Example: My animals are well insulated, their coats are essentially room temperature.
Since I still have the other 4 lights in my kitchen to change out, I thought I would get a comparison of the temperatures they run at. Like any good scientist, I believe what I can measure.
So first, I let the lights warm up for about 5 minutes so they would be at normal operating temperature. This was done yesterday, it was about 82 degrees in my kitchen (no air conditioning).

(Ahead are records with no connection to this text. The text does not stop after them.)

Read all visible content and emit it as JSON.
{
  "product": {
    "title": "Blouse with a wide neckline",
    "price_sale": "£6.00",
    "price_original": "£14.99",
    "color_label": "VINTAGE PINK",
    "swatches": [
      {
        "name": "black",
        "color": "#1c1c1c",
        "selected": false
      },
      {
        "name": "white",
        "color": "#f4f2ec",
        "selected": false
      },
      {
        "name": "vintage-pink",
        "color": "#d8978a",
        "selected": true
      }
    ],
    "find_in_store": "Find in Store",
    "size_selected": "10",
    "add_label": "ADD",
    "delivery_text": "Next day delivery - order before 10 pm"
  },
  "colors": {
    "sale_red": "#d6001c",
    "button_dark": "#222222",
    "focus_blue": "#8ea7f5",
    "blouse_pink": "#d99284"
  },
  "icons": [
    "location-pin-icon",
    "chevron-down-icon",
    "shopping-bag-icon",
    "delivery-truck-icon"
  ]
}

Then, I put the gun on its MAX setting, which picks up and shows the hottest temperature that you point it at. The best readings happened when I touched the gun to the bottom of the lights.
First, the LED.
So at 123 degrees, that is a delta T (difference in temperature) of about 41 degrees. So yes, LED lights do heat up a little bit. My wife’s tea is typically 140-150 degrees, though, so this isn’t too bad.
Now for the halogen temperature.
Yowsers! Almost 400 degrees! You could bake something on that!
Since it discolored the bottom of the cabinet (see my last LED post here, where I installed them), it made me think of Fahrenheit 451, the dystopian book, or the temperature at which paper burns, which is wood after all.
These lights are only 62 degrees cooler than that! We noticed everything in the cabinet with the discolored bottom was a little warm.
OK, Nate, so what’s your point?
The point is, LED lights don’t waste 80-90% of the energy they consume producing heat. Those temperatures are proof.
Between low energy consumption, long life, and good color temperatures, I have become a big fan of LED lights.